On the basis of the above, we conclude that the superior court erred in finding that the hearing examiner misinterpreted the law or erroneously applied the law to the proved facts. RCW 36.70C.130(l)(b), (c), (d). Consequently, we reverse the judgment of the superior court and reinstate the decision of the hearing examiner affirming the approval of the Crains’ short plat application. Assuming compliance with RAP 18.1, the Crains, as the prevailing parties, are entitled to statutory attorney fees and costs on appeal pursuant to RCW 4.84.080.
Reversed.
Kato, A.C.J., and Kurtz, J., concur.
Review denied at 149 Wn.2d 1031 (2003).
A short plat or short subdivision is a division of land into four or fewer lots. Former ROW 58.17.020(6) (1995).
Information regarding the Crams’ first short plat application and former ordinance 64-1971 is contained in a letter from Mr. Harrison’s attorney to the hearing examiner during the appeal of the approval of the Crains’ second short plat application. The Crains do not dispute these facts and we treat them as verities for the purposes of this appeal.

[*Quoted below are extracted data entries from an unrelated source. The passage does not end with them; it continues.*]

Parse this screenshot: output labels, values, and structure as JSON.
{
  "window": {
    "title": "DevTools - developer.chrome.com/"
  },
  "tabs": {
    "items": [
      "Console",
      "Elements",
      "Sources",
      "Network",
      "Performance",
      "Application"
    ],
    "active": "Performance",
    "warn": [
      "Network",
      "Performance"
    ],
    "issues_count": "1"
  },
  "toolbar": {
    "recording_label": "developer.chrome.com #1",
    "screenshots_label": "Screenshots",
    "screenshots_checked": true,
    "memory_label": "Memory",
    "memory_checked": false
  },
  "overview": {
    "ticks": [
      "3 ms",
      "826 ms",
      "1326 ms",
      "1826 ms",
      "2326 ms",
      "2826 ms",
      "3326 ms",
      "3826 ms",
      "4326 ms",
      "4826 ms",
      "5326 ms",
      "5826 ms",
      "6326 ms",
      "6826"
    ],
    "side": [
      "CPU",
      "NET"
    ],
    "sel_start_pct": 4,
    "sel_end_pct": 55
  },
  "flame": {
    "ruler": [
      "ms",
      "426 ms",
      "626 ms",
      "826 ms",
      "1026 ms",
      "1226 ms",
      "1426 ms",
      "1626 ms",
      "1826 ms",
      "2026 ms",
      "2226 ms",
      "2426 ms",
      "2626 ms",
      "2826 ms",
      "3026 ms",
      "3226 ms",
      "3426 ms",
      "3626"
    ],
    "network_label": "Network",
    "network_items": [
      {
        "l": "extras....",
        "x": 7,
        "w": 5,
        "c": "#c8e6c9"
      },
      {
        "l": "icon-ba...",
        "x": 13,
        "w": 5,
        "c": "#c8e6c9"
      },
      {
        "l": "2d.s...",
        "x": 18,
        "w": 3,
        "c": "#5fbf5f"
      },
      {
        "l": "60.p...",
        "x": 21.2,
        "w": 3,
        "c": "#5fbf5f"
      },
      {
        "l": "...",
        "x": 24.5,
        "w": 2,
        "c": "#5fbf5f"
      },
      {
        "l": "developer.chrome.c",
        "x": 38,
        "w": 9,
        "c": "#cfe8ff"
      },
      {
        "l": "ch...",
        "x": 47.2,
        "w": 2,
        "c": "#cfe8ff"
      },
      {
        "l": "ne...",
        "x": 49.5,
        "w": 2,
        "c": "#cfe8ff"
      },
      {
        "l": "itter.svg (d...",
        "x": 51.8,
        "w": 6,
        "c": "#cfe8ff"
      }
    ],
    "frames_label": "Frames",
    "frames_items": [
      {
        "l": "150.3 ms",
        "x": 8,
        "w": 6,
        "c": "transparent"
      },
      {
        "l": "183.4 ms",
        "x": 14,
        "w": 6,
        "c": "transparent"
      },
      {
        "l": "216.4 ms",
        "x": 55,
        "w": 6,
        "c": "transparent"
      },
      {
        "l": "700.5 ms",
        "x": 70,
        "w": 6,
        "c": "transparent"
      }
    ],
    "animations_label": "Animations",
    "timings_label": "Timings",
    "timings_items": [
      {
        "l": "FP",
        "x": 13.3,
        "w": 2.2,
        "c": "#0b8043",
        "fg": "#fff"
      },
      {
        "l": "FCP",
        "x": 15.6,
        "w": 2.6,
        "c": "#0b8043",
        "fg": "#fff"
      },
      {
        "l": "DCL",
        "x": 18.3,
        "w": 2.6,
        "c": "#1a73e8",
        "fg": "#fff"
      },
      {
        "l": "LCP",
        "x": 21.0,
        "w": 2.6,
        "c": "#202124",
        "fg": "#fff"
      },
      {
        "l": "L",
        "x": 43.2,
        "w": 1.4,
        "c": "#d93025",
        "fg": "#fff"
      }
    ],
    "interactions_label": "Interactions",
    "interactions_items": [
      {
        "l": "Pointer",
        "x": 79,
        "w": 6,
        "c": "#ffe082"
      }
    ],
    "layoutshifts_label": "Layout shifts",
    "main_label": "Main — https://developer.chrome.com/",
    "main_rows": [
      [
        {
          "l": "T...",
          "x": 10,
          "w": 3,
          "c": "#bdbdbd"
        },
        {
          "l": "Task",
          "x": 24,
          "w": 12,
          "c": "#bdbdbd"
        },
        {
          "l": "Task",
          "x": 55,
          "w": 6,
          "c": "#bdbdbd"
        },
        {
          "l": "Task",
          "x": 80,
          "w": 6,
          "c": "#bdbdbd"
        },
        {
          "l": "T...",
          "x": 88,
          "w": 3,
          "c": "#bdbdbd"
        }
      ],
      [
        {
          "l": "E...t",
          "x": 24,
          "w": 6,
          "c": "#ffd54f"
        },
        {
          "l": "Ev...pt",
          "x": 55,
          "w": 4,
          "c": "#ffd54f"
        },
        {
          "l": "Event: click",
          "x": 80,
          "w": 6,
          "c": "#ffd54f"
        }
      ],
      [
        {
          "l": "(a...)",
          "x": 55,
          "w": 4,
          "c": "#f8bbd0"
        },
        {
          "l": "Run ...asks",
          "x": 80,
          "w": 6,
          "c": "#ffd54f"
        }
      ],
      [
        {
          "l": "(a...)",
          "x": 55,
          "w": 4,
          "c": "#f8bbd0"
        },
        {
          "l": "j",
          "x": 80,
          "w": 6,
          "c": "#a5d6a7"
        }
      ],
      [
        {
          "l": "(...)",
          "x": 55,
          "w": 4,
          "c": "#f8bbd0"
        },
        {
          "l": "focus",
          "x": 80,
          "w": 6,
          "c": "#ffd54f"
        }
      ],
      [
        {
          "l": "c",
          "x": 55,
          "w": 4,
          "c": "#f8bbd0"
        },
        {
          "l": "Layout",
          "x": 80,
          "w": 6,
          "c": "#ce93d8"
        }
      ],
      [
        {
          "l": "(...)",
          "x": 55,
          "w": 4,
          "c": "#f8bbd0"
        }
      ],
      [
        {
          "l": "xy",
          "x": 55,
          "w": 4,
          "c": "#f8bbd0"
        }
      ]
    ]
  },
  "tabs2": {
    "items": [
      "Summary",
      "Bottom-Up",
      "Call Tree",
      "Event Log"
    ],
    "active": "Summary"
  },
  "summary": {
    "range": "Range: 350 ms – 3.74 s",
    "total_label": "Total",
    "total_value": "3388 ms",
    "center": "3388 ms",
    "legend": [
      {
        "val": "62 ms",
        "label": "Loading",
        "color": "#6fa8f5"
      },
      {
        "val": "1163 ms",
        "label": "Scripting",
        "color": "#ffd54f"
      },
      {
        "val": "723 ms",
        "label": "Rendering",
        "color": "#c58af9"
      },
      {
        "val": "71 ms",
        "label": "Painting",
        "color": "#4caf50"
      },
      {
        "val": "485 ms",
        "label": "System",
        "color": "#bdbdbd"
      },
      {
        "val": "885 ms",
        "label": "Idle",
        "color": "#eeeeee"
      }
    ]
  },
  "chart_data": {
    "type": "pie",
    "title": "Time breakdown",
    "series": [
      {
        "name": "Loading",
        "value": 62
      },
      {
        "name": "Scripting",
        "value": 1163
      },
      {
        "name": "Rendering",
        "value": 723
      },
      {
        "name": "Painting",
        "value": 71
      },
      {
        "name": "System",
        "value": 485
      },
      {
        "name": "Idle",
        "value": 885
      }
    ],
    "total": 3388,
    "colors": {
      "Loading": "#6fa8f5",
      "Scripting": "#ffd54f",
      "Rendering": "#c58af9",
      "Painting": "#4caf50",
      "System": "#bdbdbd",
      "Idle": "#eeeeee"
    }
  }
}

Because this is a short plat application, the local short plat ordinance applies and is controlling law whenever the general subdivision provisions of chapter 58.17 RCW conflict. RCW 58.17.030, .060. The trial court incorrectly applied only RCW 58.17.165 to the facts of this case. The Crains argue in their reply brief that because their plat certificate does not contain a dedication, RCW 58.17.165 does not apply. Mr. Harrison moves to strike this argument because it was not raised before the hearing examiner or the superior court. We agree, and strike the dedication issue as improperly raised for the first time on appeal. RAP 2.5(a). At any rate, even the Crains recognize that the county short plat ordinance applies and requires the signature of all who have ownership interests in the land.